I guess there is a certain pragmatism in the gay marriage proponents, but it always seems to me like special pleading. ‘Respectability’, as Mark Simpson calls it, is the dominant strategy. The gay activists of today do not want a radical restructuring of society wherein everyone’s situation is more equitable, they want in on the Hetero Racket, a piece of the action. Who can blame them though?

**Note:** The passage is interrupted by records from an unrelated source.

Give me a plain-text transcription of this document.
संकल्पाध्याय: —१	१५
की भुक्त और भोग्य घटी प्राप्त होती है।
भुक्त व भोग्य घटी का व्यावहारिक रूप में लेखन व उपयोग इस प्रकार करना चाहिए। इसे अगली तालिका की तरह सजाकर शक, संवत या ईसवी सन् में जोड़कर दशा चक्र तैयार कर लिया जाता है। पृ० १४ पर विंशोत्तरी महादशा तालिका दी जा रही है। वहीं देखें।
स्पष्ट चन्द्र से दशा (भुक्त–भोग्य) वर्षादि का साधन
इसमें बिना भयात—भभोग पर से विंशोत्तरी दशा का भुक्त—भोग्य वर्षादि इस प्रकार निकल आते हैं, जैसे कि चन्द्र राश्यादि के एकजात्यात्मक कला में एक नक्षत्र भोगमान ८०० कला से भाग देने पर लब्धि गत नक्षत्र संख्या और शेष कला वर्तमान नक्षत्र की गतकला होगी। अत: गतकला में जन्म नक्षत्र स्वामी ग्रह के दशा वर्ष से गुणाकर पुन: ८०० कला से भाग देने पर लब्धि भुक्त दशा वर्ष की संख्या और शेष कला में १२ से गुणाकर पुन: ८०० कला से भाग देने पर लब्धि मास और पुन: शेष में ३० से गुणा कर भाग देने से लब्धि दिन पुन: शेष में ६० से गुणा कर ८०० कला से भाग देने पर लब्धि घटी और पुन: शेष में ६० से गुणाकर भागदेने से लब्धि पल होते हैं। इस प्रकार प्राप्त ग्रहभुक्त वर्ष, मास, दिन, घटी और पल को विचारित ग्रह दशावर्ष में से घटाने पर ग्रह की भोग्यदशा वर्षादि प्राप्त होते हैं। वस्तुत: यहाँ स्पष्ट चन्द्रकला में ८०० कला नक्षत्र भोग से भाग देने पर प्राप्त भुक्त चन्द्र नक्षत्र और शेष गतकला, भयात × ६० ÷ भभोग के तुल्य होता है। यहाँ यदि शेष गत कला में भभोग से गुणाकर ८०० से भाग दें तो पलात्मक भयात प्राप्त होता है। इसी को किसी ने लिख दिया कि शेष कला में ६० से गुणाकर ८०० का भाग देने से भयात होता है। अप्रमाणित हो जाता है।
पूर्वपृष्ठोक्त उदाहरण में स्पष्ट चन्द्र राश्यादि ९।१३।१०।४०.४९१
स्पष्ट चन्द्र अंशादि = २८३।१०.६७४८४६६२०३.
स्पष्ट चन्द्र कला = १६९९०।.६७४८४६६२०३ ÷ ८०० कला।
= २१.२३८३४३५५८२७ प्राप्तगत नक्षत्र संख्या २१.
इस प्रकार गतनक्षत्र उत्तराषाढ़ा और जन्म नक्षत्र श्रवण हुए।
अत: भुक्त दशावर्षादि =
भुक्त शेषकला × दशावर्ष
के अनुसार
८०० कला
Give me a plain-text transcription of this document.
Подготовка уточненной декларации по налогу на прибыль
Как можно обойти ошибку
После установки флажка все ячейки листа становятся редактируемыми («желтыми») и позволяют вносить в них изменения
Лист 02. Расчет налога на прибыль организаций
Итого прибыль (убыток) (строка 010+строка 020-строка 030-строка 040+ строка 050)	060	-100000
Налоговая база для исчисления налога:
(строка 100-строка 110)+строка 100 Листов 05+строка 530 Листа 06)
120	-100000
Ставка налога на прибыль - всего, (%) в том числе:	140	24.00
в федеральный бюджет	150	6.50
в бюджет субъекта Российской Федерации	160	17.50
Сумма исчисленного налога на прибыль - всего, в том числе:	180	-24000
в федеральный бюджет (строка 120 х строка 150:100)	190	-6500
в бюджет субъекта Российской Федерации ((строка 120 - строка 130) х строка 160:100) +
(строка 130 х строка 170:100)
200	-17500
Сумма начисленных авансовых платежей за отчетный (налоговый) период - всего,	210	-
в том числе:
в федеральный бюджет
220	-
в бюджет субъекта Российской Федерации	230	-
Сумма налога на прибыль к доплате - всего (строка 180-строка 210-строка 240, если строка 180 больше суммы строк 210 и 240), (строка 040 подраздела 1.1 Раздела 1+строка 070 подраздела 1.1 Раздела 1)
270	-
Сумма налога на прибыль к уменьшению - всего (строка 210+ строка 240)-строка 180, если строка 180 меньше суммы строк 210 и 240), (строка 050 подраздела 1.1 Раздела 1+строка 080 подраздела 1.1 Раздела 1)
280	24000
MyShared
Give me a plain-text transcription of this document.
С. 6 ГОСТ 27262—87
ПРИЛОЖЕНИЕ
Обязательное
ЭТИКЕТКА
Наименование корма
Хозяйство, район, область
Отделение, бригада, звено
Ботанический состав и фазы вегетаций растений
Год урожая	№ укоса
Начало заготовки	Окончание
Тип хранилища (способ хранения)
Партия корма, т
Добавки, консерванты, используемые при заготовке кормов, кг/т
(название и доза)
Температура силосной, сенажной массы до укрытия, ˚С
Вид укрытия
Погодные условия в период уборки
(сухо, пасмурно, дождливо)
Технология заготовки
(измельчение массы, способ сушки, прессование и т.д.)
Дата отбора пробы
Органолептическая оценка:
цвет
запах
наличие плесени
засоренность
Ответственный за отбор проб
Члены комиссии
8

The expectation that everyone must settle down, get married, produce offspring and assume their role as little cogs in the vast machine is everywhere and is hardly ever challenged. This hue of social engineering is not only problematic for gay people, but for people who don’t want to have children (if population is such a problem, Ms Gillard, how about a ‘No-Baby Bonus’ for people who don’t reproduce?), who don’t want to live with their partner, who would like to have more than one sexual partner, who would like to have more than one intimate partner (polyamory, polygamy, open relationships) and, of course, single people. Being single is always seen as some transitional state to becoming a complete person, an attitude that makes this homo-bachelor roll his eyes. Many of these relationship situations apply to gay people. Indeed, open relationships are quite common with most successful long-term gay male relationships, as has been documented by sociologists such as Christian Kleese. This is one of the ways in which many gay relationships are different (not inferior or superior) to most straight ones.
Obviously the idea of the committed couple is powerful and persuasive, since those who have been oppressed by that very system now want to be incorporated into it.
The gay marriage proponents want to get the Hetero Racket onside. They want in. They want in so very badly, because really, it’s a sweet deal. The social capital, the tax benefits, the respect you get for being married. What other ritual compels loved ones to shower you with praise and material reward for simply beginning (not sustaining) a committed relationship, no matter how unhealthy, immature or ephemeral? Marriage is an automatic cause for celebration. Why? It is not an achievement. It is a racket. It is an institution that historically and in almost every human culture is about securing political, economic and social benefits, and to do this day is about one person ‘owning’ another as if they are property. This person-as-property narrative is still very much alive even in the ‘enlightened’ West. Sure, marriage is now not conventionally about a man owning a woman. Now, a woman owns a man as much as a man owns a woman.
And so, the idea of spouse as chattel still abides. At its heart, the concept of marriage is a warped doctrine of human possession, one that queer activists should challenge and destabilise rather than demand complicity in.